La lettre est illustrée de 9 dessins originaux à la plume, mine de plomb et estompe.

Catalogue Note

Le spleen de l'artiste se ressent déjà dans le dessin d'ouverture qui le représente las, en chasseur regardant la plaine au loin tandis que le lièvre et l'oiseau s'enfuient derrière l'arbre. Rops est en effet très mélancolique suite à son échec amoureux avec une comédienne jouant Némea dans l'opéra Si j'était Roi de Alphonse Adam, en représentation à Namur :"Au moment où je t'écris Elle épouse le pêcheur Zéphoris, dans un paysage fantastique (...) et je ne suis pas là". Il résiste à la tentation de se rendre au spectacle à l'etonnement de son valet Pierre, qui le dessine tel qu'il le décrit "le menton entre le pouce et l'index".

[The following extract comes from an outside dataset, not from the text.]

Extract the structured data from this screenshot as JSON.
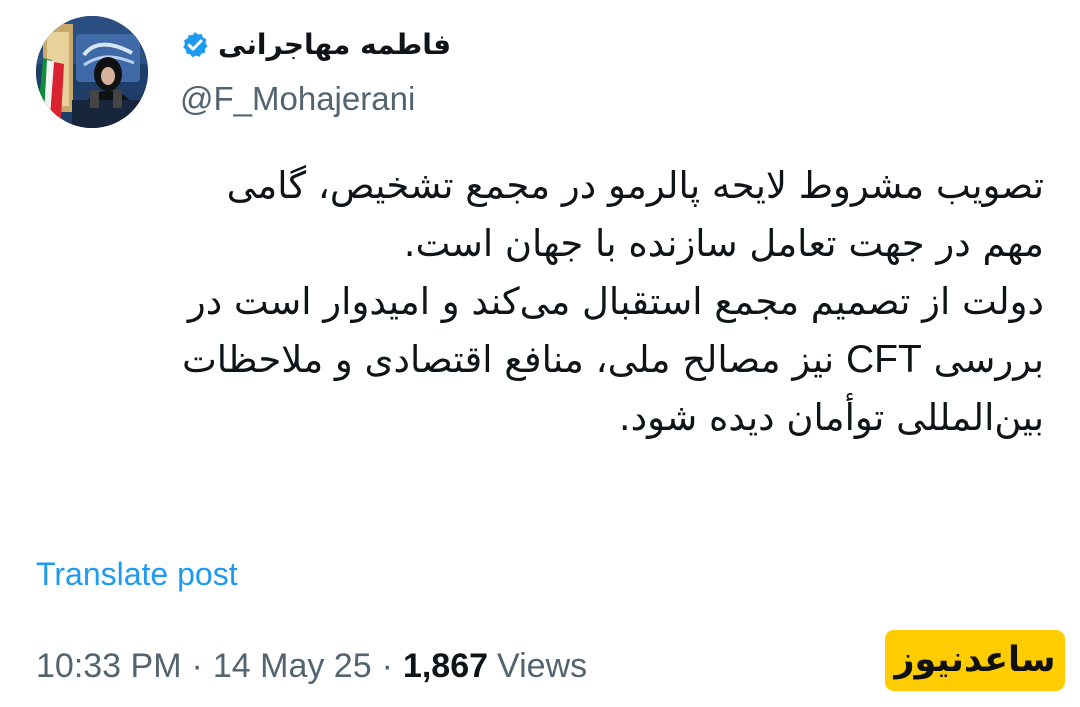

Il se plaint à son ami, l'écrivain belge Emile Leclerq (1827-1907) que la science et les médecins n'aient pu guérir sa maladie de coeur : "Quand l'on songe que vous êtes trois millions d'imbéciles qui tripotaillez dans le corps humain depuis dix siècles & vous n'êtes pas encore arrivé à guérir un homme brun d'une femme blonde". Suit le dessin de trois médecins inspectant dans un bocal, un coeur transpercé et arborrant une couronne funéraire et l'étiquette "Affectation du coeur", sous le regard espiègle d'un chérubin. Rops voit son cas vraiment désespéré.

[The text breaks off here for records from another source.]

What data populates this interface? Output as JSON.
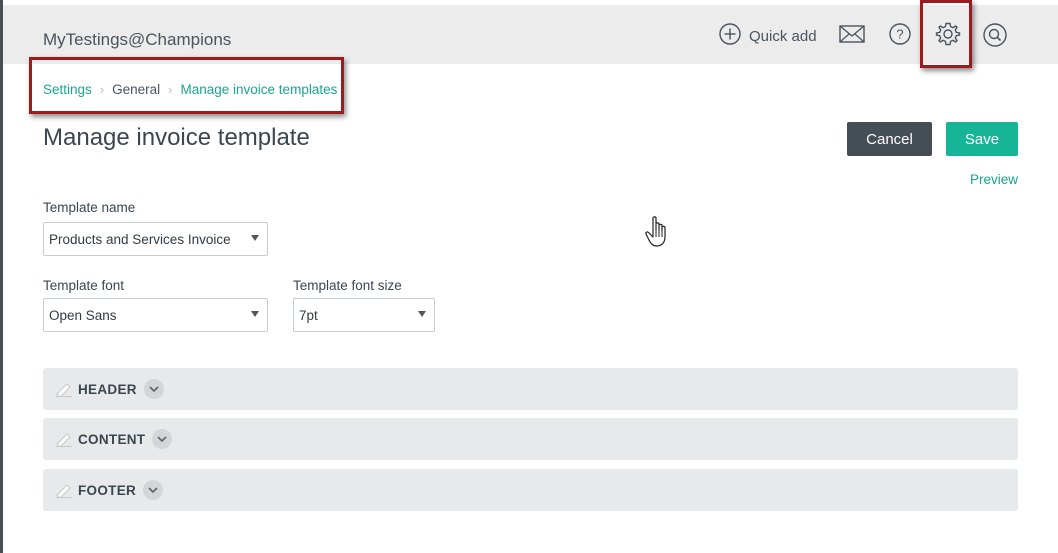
{
  "header": {
    "company_name": "MyTestings@Champions",
    "quick_add_label": "Quick add",
    "icons": [
      "plus-circle-icon",
      "mail-icon",
      "help-icon",
      "gear-icon",
      "search-icon"
    ]
  },
  "breadcrumb": {
    "items": [
      "Settings",
      "General",
      "Manage invoice templates"
    ]
  },
  "page": {
    "title": "Manage invoice template",
    "cancel_label": "Cancel",
    "save_label": "Save",
    "preview_label": "Preview"
  },
  "form": {
    "template_name_label": "Template name",
    "template_name_value": "Products and Services Invoice",
    "template_font_label": "Template font",
    "template_font_value": "Open Sans",
    "template_font_size_label": "Template font size",
    "template_font_size_value": "7pt"
  },
  "sections": [
    {
      "label": "HEADER"
    },
    {
      "label": "CONTENT"
    },
    {
      "label": "FOOTER"
    }
  ],
  "colors": {
    "accent": "#16b597",
    "link": "#1aa58e",
    "cancel": "#454e57",
    "annotation": "#9b1b1f",
    "topbar": "#ececed",
    "section_bg": "#e8e9ea"
  }
}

Il se décrit "fou, à la fois touchant et grotesque, (...) avec mon costume moyen-age" quand il lui faudrait se vétir "des habits noirs du Positivisme". Il dessine alors deux bourgeois respectables, tel qu'il aurait dû être. Il préfère rester "atteint des folies douces (...) bâtisseur de châteaux dans toutes les Espagnes, regardeur d'étoiles en plein midi, faiseur de tempête dans les gouttes d'eau". Il évoque ses origines espagnoles et hongroises et souhaiterait "retourner là-bas, d'où le vieux Boleslaw Rops était venu, courir à cheval avec mes frères de steppe, sous le brandebourg d'or, fier & inutile comme l'aigle. - Partir loin de la bétise de l'or, de l'esprit parisien, de la musique de Mr. Auber, de la peinture de Leys (...) - Partir pour vivre enfin ma vie dans la fièvre du mouvement, au son des fanfares Hongroises (...) Je veux finir à Charenton. Être fou quel rêve !" . Il s'imagine interné pour folie amoureuse et dessine une porte de cachot immatriculée n°1227 avec la mention "Fou par amour dangereux" avec à côté une pancarte indicant "Les Dames sont priées de ne pas agacer le n° 1227".
Il termine sa lettre à l'aube et exprime une mélancolie de clown triste  "Allons ! Doux Idiot, remets ton masque railleur & cache au public bête les larmes de tes yeux !".

Très belle lettre à la fois mélancolique et pleine de vie où Rops, malgré sa déception amoureuse se réjouit de la voie qui est la sienne auprès des artistes et des saltimbanques.